The first “proof of concept” that PAR2 has a direct role in chronic inflammatory arthritis was demonstrated by Ferrell et al. using an adjuvant-induced monoarthritis model in wild-type (WT), PAR2 deficient homozygote (Par2−/−) and PAR2 heterozygote (Par2+/−) mice. This innate immune-mediated arthritis model revealed almost complete ablation of synovitis in Par2−/− compared with WT mice, with heterozygotes demonstrating an intermediate phenotype (14). The immunological role of PAR2 in murine RA models was further investigated in vivo using the gold standard model of inflammatory RA, collagen-induced arthritis (CIA) in both DBA/1 and C57Bl/6J mice. Arthritis was significantly reduced following therapeutic treatment with PAR2 inhibitors (both small-molecule antagonist ENMD-1068 and SAM-11 monoclonal antibody) (15). This was associated with an altered immune response in secondary lymphoid tissue, whereby PAR2 inhibition significantly reduced IL-17 and IFN-γ levels and had a minor impact on TNF-α, IL-1β, IL-6, IL-12, CCL3, and GM-CSF expression (15). Furthermore, anti-type II collagen antibodies were also significantly reduced after PAR2 inhibition. This compelling evidence supports the immunological role of PAR2 in inflammatory joint disease, pinpointing reductions in key synovitis-associated cytokines, and links PAR2 to the induction of adaptive antibody responses. The upstream ability of PAR2 to modulate multiple cytokine pathways potentially represents an over-arching approach to target multiple immunopathological pathways. It is therefore interesting to speculate that PAR2-mediating therapeutic strategies could provide an alternative to those currently focused on targeting these pathways (i.e., JAK inhibitors).

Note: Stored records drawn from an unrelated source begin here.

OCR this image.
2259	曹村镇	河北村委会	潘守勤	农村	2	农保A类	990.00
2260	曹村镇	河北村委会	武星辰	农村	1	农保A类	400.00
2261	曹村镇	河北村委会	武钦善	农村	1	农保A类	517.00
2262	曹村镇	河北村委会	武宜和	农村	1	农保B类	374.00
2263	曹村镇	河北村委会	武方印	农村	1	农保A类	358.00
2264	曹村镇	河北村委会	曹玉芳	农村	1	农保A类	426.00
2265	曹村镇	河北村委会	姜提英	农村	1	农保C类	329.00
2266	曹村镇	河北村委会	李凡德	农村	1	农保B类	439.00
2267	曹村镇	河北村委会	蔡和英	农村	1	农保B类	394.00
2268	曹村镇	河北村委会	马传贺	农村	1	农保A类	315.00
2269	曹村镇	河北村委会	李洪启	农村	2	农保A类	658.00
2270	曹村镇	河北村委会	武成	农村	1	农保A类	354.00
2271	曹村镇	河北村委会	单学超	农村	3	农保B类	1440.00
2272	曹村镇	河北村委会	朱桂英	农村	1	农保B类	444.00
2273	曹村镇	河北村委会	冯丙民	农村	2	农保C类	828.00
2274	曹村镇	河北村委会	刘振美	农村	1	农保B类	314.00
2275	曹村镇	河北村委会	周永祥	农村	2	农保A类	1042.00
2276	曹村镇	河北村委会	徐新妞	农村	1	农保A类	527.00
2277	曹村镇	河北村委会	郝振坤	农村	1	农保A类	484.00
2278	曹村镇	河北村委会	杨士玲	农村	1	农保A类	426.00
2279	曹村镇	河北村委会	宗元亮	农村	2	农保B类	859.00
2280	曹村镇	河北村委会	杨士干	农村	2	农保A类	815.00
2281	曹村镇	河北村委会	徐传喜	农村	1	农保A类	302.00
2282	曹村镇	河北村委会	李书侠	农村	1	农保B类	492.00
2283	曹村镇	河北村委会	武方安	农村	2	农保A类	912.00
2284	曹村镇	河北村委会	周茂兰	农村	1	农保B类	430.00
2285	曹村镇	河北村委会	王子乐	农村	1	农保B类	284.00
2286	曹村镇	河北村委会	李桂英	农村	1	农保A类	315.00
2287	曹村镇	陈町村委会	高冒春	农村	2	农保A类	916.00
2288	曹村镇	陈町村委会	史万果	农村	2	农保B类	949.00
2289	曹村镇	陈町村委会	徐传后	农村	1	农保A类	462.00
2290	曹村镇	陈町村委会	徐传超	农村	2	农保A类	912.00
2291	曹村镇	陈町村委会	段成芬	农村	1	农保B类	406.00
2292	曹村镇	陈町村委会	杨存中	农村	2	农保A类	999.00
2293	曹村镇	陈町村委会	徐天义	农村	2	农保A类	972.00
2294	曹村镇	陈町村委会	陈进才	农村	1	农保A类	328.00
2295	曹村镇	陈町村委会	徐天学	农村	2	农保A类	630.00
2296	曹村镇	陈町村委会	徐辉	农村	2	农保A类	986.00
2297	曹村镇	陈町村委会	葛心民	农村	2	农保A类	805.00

Subsequent translational studies implicated a pathogenic role for PAR2 in the context of human RA. Notably, the level of PAR2 transcript and protein was significantly increased in both synovial tissue biopsies and isolated FLS from RA synovium when compared with osteoarthritis (OA) patients (16). An inflammatory role for PAR2 in the synovia was further implicated by the correlation of PAR2 expression in RA patients with the extent of synovial pathology (16). To understand the underlying mechanism, studies have been conducted to dissect the pathways influenced by PAR2 activation in cells associated with RA synovial infiltrates. Crilly and colleagues investigated the cell surface expression of PAR2 on CD14+ circulating monocytes (which likely migrate into the inflamed joint and differentiate to macrophages or osteoclasts) during both RA remission and flare (17). These studies demonstrated that the expression of PAR2 on patient monocytes correlated with classic biomarkers of disease flare such as erythrocyte sedimentation rate and C reactive protein levels. Importantly, the elevated levels of PAR2 surface expression in CD14+ monocytes was significantly reduced in patients receiving conventional DMARDs (17, 18). This direct correlation between receptor expression and disease activity supports a role for PAR2 in driving inflammatory disease. Moreover, at a functional level, the activation of PAR2 on human monocyte in vitro derived macrophages, via the agonist peptide SLIGKV, fundamentally altered the cellular cytoskeleton (elongated spindle-like appearance) and enhanced TNF-α production, both in the presence or absence of LPS stimulation (19). This confirms that enhanced PAR2 expression on monocytes (17) translates to a pro-inflammatory phenotype. However, the potential differential expression of PAR2 or the functional role of the receptor in different monocyte subpopulations remains to be elucidated. Thus far the PAR2 expression on RA monocyte subsets has been limited to analysis of CD14+ monocytes. Interrogation of PAR2 expression in the full monocyte compartment in RA, including classical monocytes (CD14++CD16, responsible for higher cytokine production and inflammation), intermediate monocytes (CD14++CD16+) and non-classical monocytes (CD14+CD16++, patrolling) may provide further insights into the inflammatory role of this receptor (20).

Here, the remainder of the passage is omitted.